Now Co. want to appoint M/s. XYZ as their auditors for fy. 2011-12.And remove M/s. ABC before their term.
What is the procedure for removal of auditors appointed in EGM of the Pvt. Ltd. co. & Appointment of new auditor in his place.
I think EGM is sufficient for removal of auditor & appointment of new auditor in his place. and notice to be given to previous auditor & shareholders.
Is that so? Is there any time specified for above procedure? As company has only two directors, does that mean notice to shareholder is notice to directors?
Yes, member can remove the auditor after appointed at AGM.
If you read section 224(7), except first auditor, any auditor appointed under this section may be removed from office before the expiry of his term only by the company in general meeting, after obtaining the previous approval of the Regional Director in that behalf.
13 July 2012
According to Sec 224(7), any Auditor other then first auditor appointed by the Board, may be removed if-
1. An ordinary resolution is passed for that purpose at a general meeting and
2. the approval of central govt is obtained. The powers are delegated to the Regional Director.
Notice to shareholder is different than notice to director.
PROCEDURE 1. Convene a board meeting for removal Auditor at an extraordinary general meeting and pass the resolution to: a. remove the Auditor giving reasons; b. approve the draft notice of EGM and explanatory statement. c. fix date, time and place of extraordinary general meeting. d. authorise the Company Secretary or a director to make an application to the Central Government (i.e Regional Director) for the removal of the Auditor.

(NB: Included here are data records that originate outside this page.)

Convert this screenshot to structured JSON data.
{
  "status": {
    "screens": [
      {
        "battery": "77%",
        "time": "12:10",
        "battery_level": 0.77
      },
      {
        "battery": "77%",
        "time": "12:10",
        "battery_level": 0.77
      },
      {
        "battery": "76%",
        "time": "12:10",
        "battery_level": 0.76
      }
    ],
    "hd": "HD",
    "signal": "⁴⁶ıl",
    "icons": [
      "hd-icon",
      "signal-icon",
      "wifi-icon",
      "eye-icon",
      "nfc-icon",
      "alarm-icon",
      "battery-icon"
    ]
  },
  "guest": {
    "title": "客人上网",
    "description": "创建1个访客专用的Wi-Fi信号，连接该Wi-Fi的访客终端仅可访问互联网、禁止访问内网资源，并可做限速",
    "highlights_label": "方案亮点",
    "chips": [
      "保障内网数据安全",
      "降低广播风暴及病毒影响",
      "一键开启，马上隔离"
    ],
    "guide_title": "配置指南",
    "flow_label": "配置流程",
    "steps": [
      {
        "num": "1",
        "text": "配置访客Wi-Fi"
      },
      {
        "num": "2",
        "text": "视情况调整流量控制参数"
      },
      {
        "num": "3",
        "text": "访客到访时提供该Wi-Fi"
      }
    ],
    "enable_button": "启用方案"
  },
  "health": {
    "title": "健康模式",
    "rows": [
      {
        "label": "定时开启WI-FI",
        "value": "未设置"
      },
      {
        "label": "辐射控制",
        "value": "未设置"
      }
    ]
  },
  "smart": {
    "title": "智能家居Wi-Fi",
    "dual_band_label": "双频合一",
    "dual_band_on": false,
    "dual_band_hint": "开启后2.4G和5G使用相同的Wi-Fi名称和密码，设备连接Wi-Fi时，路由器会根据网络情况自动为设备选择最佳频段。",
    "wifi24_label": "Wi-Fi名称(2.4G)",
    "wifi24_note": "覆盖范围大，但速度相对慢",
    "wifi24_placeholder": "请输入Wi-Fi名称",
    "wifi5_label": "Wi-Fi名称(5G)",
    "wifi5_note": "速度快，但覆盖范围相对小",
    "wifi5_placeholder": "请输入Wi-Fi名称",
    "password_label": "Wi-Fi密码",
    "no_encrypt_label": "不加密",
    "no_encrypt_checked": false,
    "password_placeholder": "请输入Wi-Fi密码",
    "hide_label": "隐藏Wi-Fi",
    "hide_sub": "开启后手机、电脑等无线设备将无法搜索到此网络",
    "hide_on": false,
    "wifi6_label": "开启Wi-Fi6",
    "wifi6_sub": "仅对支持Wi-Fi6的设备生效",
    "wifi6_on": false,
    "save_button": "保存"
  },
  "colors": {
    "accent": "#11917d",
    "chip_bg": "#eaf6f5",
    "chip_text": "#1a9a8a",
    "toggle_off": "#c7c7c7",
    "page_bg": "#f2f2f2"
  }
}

2. Inform the Auditor about Board Decision. Auditor can make representation in EGM.
3. File an application for the approval to the Regional Director in e-Form 24A within whose jurisdiction the registered office of the company falls.
4. At the extraordinary general meeting, a resolution must be passed as an ordinary resolution.
5. The vacancy due to the removal of the Auditor at theextraordinary general meeting must be filled by the Board of directors of the company as a casual vacancy.
5. The company should intimate the auditor concerned about his appointment within 7 days of his appointment.
6. The auditor should intimate the Registrar of Companies about his appointment within 30 days of his appointment by filing Form 23B.